そもそも「営業」とは何か?これは、私が営業として働いた13年間、常に問い続けた問である。
「顧客価値を最大にする」「顧客の課題を最大にする」等、様々な定義を聞いてきたが、当事者としてあまりしっくり来ていなかった。
エンジニアとは違う、営業である自分の付加価値を、強引に定義するだけの行為にも思えた。
私が働いていた場所では、「戦術」が付加価値になる場面もあった。しかし、それを営業の本質とは思えなかった。

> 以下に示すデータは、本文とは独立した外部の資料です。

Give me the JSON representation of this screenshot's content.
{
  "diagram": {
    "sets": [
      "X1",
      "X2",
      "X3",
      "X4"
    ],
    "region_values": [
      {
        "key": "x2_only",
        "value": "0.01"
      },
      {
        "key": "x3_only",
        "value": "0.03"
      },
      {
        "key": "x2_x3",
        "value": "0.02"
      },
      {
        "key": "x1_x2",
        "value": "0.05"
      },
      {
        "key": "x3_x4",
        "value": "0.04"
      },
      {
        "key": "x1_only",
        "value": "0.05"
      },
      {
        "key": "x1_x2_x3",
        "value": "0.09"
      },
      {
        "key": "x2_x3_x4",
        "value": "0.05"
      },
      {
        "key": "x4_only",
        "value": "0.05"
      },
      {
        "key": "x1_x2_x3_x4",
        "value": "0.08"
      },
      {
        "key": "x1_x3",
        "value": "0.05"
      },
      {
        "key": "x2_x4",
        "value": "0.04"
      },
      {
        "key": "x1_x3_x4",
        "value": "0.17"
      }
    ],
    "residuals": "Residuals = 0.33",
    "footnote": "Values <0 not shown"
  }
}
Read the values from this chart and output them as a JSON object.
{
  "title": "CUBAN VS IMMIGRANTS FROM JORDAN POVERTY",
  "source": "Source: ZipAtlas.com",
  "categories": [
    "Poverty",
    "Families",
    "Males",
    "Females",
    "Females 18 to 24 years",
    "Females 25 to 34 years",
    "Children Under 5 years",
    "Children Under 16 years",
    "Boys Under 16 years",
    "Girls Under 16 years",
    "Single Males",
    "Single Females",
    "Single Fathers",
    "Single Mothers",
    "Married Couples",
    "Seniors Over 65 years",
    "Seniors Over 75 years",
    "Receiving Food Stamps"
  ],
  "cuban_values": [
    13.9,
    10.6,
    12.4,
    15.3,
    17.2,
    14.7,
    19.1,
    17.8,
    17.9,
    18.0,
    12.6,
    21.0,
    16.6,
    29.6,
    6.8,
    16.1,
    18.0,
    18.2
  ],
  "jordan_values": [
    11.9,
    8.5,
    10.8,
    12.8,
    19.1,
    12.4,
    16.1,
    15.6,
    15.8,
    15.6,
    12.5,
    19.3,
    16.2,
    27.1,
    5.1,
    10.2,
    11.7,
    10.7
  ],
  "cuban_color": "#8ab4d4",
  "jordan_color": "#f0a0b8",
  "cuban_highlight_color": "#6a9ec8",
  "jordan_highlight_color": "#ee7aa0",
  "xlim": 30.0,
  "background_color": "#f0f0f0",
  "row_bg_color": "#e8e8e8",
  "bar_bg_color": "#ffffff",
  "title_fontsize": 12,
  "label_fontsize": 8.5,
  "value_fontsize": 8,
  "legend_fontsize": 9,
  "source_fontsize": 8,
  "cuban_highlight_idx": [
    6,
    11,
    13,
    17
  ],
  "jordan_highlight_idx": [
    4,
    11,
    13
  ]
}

結局私がいきついたのは、営業とは「商品・サービスを販売する」ことであり、それ以上でも以下でもない。
「商品・サービスの販売」は、人と人との接点で行われてきた。
それゆえ不確実性が高まり、その手法はブラックボックス化され、本質的ではない付加価値も作り出され、「伝説の営業」が生まれたりもした。
しかし、テクノロジーの進化により「商品・サービスの販売」のやり方は急速に変わってきている。
これまで自動車メーカーの強みの一つは、強固なディーラー網を持つことであったが、ディーラー網を持たないテスラの車はネットでバカ売れしている。
「車のような情緒的価値を伴うものは対面が原則」と思ったところで、テクノロジーを駆使すれば、自動販売機でも車が売れている現実がある。
自分の仕事は、お客様は、業界は、「特別」だから、という思考は危険だ。
3.営業を切り分ける
それでも営業という行為、すなわち「商品・サービスの販売」に付加価値がないわけではない。
「営業(の全て)はいらない」というのは、癌細胞を健康な細胞もまとめて取り除くようなもので、スマートではない。
営業の中でも不要なものと、必要なものを見極め、必要なものを強化していくことが、方向性としてのぞましい。
キーワードは、テクノロジーだ。逆説的にいえば、テクノロジーとひっつけられるものが、営業の中に残された。
必要なものだろう。Sales Techの波はすでに来ている。弊社でも、営業のシステム化、データ化には、
意識的に優先順位を上げて取り組んでいる。今後は、老練な営業マンの隠し持った人脈や情報で勝負するのではなく、情報をオープンにして仕組みを作って巻き込んでいく「営業」が勝ち残っていくだろう。
テクノロジーにより営業マンの数は減るだろうが、「営業」という行為の本質は、より純度の高い形で、テクノロジーと結びついていて、これまで以上の付加価値を生じることが可能になるのではないだろうか。